Genau diesen Menschen würde ich das Buch gerne als Pflichtlektüre verordnen.
Richard verkörpert in den ersten Kapiteln viele ihrer Vorurteile und Fehlinterpretationen. (Ja, da ist er manchmal sogar zu offensichtlich ein Stellvertreter für diese Menschen.)
Je mehr er sich jedoch mit den Geflüchteten beschäftigt und sie als Menschen sieht statt als Forschungsobjekte, desto mehr begreift er, wie unzureichend sein Fragekatalog ist, und beginnt, endlich auf einer Augenhöhe mit ihnen zu sprechen. Es entstehen Freundschaften, die Richards rigide Vorstellungen der Welt aufbrechen.

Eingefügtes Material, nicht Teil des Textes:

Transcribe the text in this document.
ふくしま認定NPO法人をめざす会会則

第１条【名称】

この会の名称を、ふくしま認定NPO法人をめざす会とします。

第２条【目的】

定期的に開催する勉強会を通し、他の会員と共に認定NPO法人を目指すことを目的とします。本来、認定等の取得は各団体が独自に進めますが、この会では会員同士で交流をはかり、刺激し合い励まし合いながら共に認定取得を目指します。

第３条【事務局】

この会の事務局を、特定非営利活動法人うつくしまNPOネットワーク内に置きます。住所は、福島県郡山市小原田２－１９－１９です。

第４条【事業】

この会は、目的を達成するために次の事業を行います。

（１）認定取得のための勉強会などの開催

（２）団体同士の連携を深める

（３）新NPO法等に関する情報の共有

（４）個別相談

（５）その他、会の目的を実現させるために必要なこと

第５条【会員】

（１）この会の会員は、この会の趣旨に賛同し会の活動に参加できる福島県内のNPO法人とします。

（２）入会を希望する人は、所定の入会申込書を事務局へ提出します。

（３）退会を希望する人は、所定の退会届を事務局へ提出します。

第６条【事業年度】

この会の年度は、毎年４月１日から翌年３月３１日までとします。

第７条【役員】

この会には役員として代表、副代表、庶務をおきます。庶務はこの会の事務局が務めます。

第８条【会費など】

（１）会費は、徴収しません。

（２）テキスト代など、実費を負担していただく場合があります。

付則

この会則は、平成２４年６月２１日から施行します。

Awa, Raschid, Rufu, Osaboro, Ithemba und viele mehr… Ihre Geschichten sind das Herzblut eines Buches, das nicht perfekt ist, aber durchaus lohnende Lektüre.
Was mir in diesem Buch ein wenig zu kurz kommt ist die Frage, wie Menschen aus einem ganz anderen Kulturkreis damit umgehen, wenn sie sich hier einleben wollen und sollen – was für ein Konfliktpotential darauf entsteht, und wie Integration dennoch möglich ist. .
FAZIT
Richard, seines Zeichens emeritierter Professor der Altphilologie, wird aufmerksam auf den Protest und Hungerstreik einer Gruppe von Geflüchteten in Berlin. Da ihm mit seiner Berentung der Lebenssinn abhanden gekommen ist, beginnt er im Alleingang ein Forschungsprojekt, bei denen er die jungen Männer zu ihrem Leben und ihrer Flucht befragt.
Die Geschichte ist großartig, wenn tatsächlich die Geschichten der Geflüchteten im Mittelpunkt stehen – und nicht Richard mit seinem Hintergrund als ehemaliger DDR-Bürger / Ehebrecher / Philologe, denn in diesen Passagen verliert das Buch viel an emotionaler Wucht.